Só não espere encontrá-la pessoalmente: Olívia é uma assistente virtual, lançada em versão beta, em novembro, pela Cozinhe.me. A empresa porto-alegrense — que também produz molhos, sua principal fonte de receita, e vende experiências gastronômicas — surgiu em 2016, idealizada por Paulo Renato Rizzardi, 37, um advogado com mestrado em antropologia que largou a carreira para empreender seguindo sua paixão:

“Quero que as pessoas enxerguem o ato de cozinhar como uma possibilidade de se conectar com o que nos mantém vivos, que é a comida”

Seus sócios na empreitada são o amigo de infância, Flávio Lucce, 37, e o irmão deste, Rogério Lucce, 46, donos também da Basilic, que há dez anos atua no mercado de gastronomia e eventos da capital gaúcha.

AOS 30, A MORTE DO PAI FEZ PAULO REPENSAR SUAS ESCOLHAS

Paulo jamais esqueceu o molho vermelho para a macarronada preparada pelo avô materno. Considera ainda que a avó paterna é a “melhor cozinheira do mundo” — aos 91 anos, ela vive em Palmeiras das Missões, no interior gaúcho, e ainda prepara o prato favorito do neto (rocambole de batata) a cada visita. Na juventude, conta, ele e Flávio eram os “cozinheiros da gurizada”. 

Mesmo assim, na hora de escolher uma carreira, Paulo nem cogitou gastronomia. “O sonho da minha mãe era que eu fosse juiz ou desembargador”, conta. Como gostava de estudar, argumentava e falava bem, achou que a faculdade de direito seria a opção lógica. Só foi repensar a decisão aos 30, após a morte do pai:

“Pensei: a vida está passando e eu aqui, ‘recortando e colando’ ou escrevendo parecer jurídico”

Em crise, trocou o setor jurídico pelo de educação na Prefeitura de Porto Alegre (onde trabalha até hoje) e chegou a fundar uma lawtech para facilitar a mediação de processos contra companhias aéreas; a experiência não deu certo, mas trouxe aprendizados e serviu para inculcar um mantra do Vale do Silício na sua cabeça: “Se ninguém falhou, faliu ou errou, [o negócio] não está no caminho certo”

UMA MENTORIA O AJUDOU A ENTENDER QUE A COZINHA ERA O CAMINHO

Paralelamente, Paulo e Flávio produziam e apresentavam um programa — Banquete — na Band local, em que chefs gaúchos percorriam o estado para buscar receitas de família (e criar releituras a partir delas).

Por mais que a empreitada na TV fosse divertida e desse vazão ao seu apreço pela cozinha, Paulo não se via fazendo aquilo por muito tempo. 

“Estava muito angustiado, não me sentia feliz. Ou, então, tinha picos de felicidade com alguns projetos — mas o faturamento não correspondia” 

Decidiu procurar uma mentoria, para encontrar um norte que fizesse sentido. “Um dia, quando comecei a falar sobre comida, ela disse ‘eu tinha que estar te filmando agora’”, lembra.

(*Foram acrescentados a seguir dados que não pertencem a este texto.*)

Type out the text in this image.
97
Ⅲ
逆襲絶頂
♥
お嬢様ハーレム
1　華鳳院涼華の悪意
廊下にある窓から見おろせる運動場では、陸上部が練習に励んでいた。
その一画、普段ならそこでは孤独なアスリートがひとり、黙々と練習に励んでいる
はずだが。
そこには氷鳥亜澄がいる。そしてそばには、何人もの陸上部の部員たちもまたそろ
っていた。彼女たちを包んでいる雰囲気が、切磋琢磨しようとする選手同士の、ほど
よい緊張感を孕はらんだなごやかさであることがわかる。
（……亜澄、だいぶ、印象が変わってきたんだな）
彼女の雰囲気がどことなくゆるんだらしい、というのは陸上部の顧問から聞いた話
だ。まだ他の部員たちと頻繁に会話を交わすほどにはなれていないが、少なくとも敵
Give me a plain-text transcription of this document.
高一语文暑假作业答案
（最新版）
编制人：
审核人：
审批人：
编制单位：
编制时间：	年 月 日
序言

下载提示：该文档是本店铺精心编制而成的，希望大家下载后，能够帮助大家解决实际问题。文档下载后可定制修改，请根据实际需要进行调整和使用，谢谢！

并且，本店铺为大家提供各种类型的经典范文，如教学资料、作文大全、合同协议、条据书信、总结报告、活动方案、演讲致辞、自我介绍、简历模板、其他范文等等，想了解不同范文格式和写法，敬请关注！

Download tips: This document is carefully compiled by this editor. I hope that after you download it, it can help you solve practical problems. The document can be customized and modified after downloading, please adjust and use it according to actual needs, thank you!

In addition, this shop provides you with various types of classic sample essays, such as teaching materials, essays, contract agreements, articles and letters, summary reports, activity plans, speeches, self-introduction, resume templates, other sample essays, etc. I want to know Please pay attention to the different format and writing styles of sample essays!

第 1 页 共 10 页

Finalmente enxergando o “óbvio”, Paulo foi em busca de tudo o que pôde encontrar sobre cozinha, tentando entender se aquele hobby tinha potencial para se tornar um negócio. Chegou ao livro Cozinhar, de Michael Pollan, jornalista e defensor da “comida de vó”, que virou sua leitura de cabeceira. “Entendi que realmente existe uma tendência do ‘farm to table’ e de as pessoas voltarem a cozinhar.”

UM FILÉ AO MOLHO BARBECUE DE GOIABADA TROUXE UMA EPIFANIA

Em janeiro de 2016, Paulo e Flávio começaram a elaborar a Cozinhe.me. O propósito estava claro: inspirar pessoas a cozinhar, mesmo aquelas sem traquejo na cozinha. A ideia seria atuar em três frentes — educação, experiências e produtos.

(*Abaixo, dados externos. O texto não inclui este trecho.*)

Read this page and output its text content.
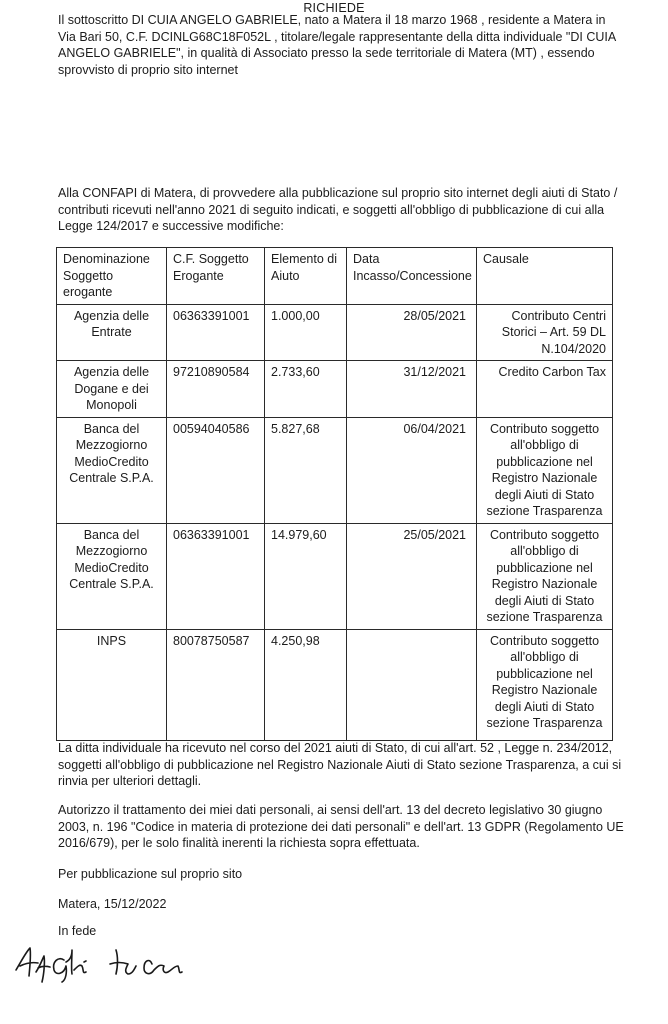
Il sottoscritto DI CUIA ANGELO GABRIELE, nato a Matera il 18 marzo 1968 , residente a Matera in Via Bari 50, C.F. DCINLG68C18F052L , titolare/legale rappresentante della ditta individuale "DI CUIA ANGELO GABRIELE", in qualità di Associato presso la sede territoriale di Matera (MT) , essendo sprovvisto di proprio sito internet
RICHIEDE
Alla CONFAPI di Matera, di provvedere alla pubblicazione sul proprio sito internet degli aiuti di Stato / contributi ricevuti nell'anno 2021 di seguito indicati, e soggetti all'obbligo di pubblicazione di cui alla Legge 124/2017 e successive modifiche:
Denominazione Soggetto erogante	C.F. Soggetto Erogante	Elemento di Aiuto	Data Incasso/Concessione	Causale
Agenzia delle Entrate	06363391001	1.000,00	28/05/2021	Contributo Centri Storici – Art. 59 DL N.104/2020
Agenzia delle Dogane e dei Monopoli	97210890584	2.733,60	31/12/2021	Credito Carbon Tax
Banca del Mezzogiorno MedioCredito Centrale S.P.A.	00594040586	5.827,68	06/04/2021	Contributo soggetto all'obbligo di pubblicazione nel Registro Nazionale degli Aiuti di Stato sezione Trasparenza
Banca del Mezzogiorno MedioCredito Centrale S.P.A.	06363391001	14.979,60	25/05/2021	Contributo soggetto all'obbligo di pubblicazione nel Registro Nazionale degli Aiuti di Stato sezione Trasparenza
INPS	80078750587	4.250,98		Contributo soggetto all'obbligo di pubblicazione nel Registro Nazionale degli Aiuti di Stato sezione Trasparenza
La ditta individuale ha ricevuto nel corso del 2021 aiuti di Stato, di cui all'art. 52 , Legge n. 234/2012, soggetti all'obbligo di pubblicazione nel Registro Nazionale Aiuti di Stato sezione Trasparenza, a cui si rinvia per ulteriori dettagli.
Autorizzo il trattamento dei miei dati personali, ai sensi dell'art. 13 del decreto legislativo 30 giugno 2003, n. 196 "Codice in materia di protezione dei dati personali" e dell'art. 13 GDPR (Regolamento UE 2016/679), per le solo finalità inerenti la richiesta sopra effettuata.
Per pubblicazione sul proprio sito
Matera, 15/12/2022
In fede
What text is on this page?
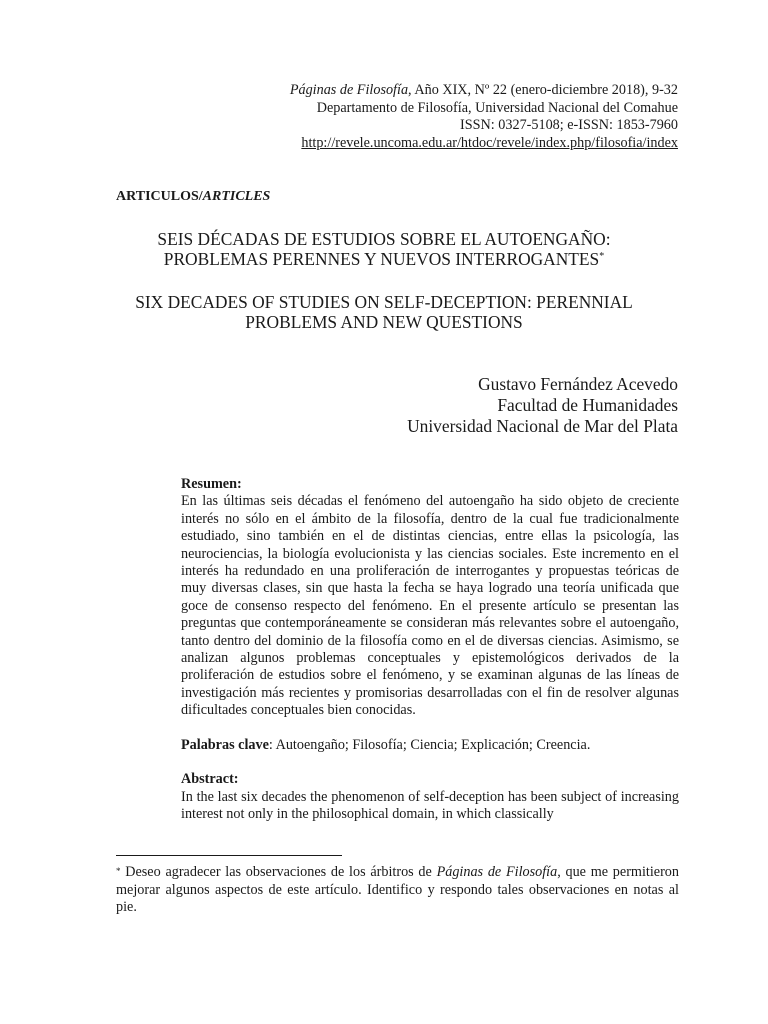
Páginas de Filosofía, Año XIX, Nº 22 (enero-diciembre 2018), 9-32
Departamento de Filosofía, Universidad Nacional del Comahue
ISSN: 0327-5108; e-ISSN: 1853-7960
http://revele.uncoma.edu.ar/htdoc/revele/index.php/filosofia/index
ARTICULOS/ARTICLES
SEIS DÉCADAS DE ESTUDIOS SOBRE EL AUTOENGAÑO:
PROBLEMAS PERENNES Y NUEVOS INTERROGANTES*
SIX DECADES OF STUDIES ON SELF-DECEPTION: PERENNIAL
PROBLEMS AND NEW QUESTIONS
Gustavo Fernández Acevedo
Facultad de Humanidades
Universidad Nacional de Mar del Plata

Resumen:

En las últimas seis décadas el fenómeno del autoengaño ha sido objeto de creciente interés no sólo en el ámbito de la filosofía, dentro de la cual fue tradicionalmente estudiado, sino también en el de distintas ciencias, entre ellas la psicología, las neurociencias, la biología evolucionista y las ciencias sociales. Este incremento en el interés ha redundado en una proliferación de interrogantes y propuestas teóricas de muy diversas clases, sin que hasta la fecha se haya logrado una teoría unificada que goce de consenso respecto del fenómeno. En el presente artículo se presentan las preguntas que contemporáneamente se consideran más relevantes sobre el autoengaño, tanto dentro del dominio de la filosofía como en el de diversas ciencias. Asimismo, se analizan algunos problemas conceptuales y epistemológicos derivados de la proliferación de estudios sobre el fenómeno, y se examinan algunas de las líneas de investigación más recientes y promisorias desarrolladas con el fin de resolver algunas dificultades conceptuales bien conocidas.

Palabras clave: Autoengaño; Filosofía; Ciencia; Explicación; Creencia.

Abstract:

In the last six decades the phenomenon of self-deception has been subject of increasing interest not only in the philosophical domain, in which classically

* Deseo agradecer las observaciones de los árbitros de Páginas de Filosofía, que me permitieron mejorar algunos aspectos de este artículo. Identifico y respondo tales observaciones en notas al pie.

A semente do projeto foram o cursos, na sede da Basilic, em Porto Alegre, para grupos de até 16 pessoas (incluindo “amigos de amigos”), com recortes temáticos — por exemplo, culinária italiana, cozinha para o dia a dia… Em junho daquele ano, com o gancho do Dia dos Namorados, os sócios lançaram jantares secretos que misturavam boas histórias e boa comida.

Faltava bolar um produto, que surgiu meio por acaso, ao sabor de um filé com molho barbecue de goiabada preparado por Rogério:

“Um dia estávamos sentados aqui nessa cozinha e o Rogério chegou com uma carne e disse ‘comam esse filé. “E aí a gente meio que se olhou e uma luzinha acendeu nas nossas cabeças: bah, cara, temos que fazer molhos!”

A ideia quase caiu por terra quando encararam a saga de reproduzi-lo em larga escala. Até encontrarem a paulistana Legurmê, que não só disse a eles “que tudo pode”, como topou produzir amostras do molho do exigente Rogério (foram dez testes até o ok definitivo). 

SACADA SEGUINTE: CAIXAS MISTERIOSAS, KITS PARA REFEIÇÕES-SURPRESA

Entre cursos, jantares e elaboração de molhos, os sócios lançaram em 2017 uma família de cinco molhos autorais. Cada um custa em média 20 reais, e são vendidos no e-commerce da startup e em pontos de venda principalmente em Porto Alegre. 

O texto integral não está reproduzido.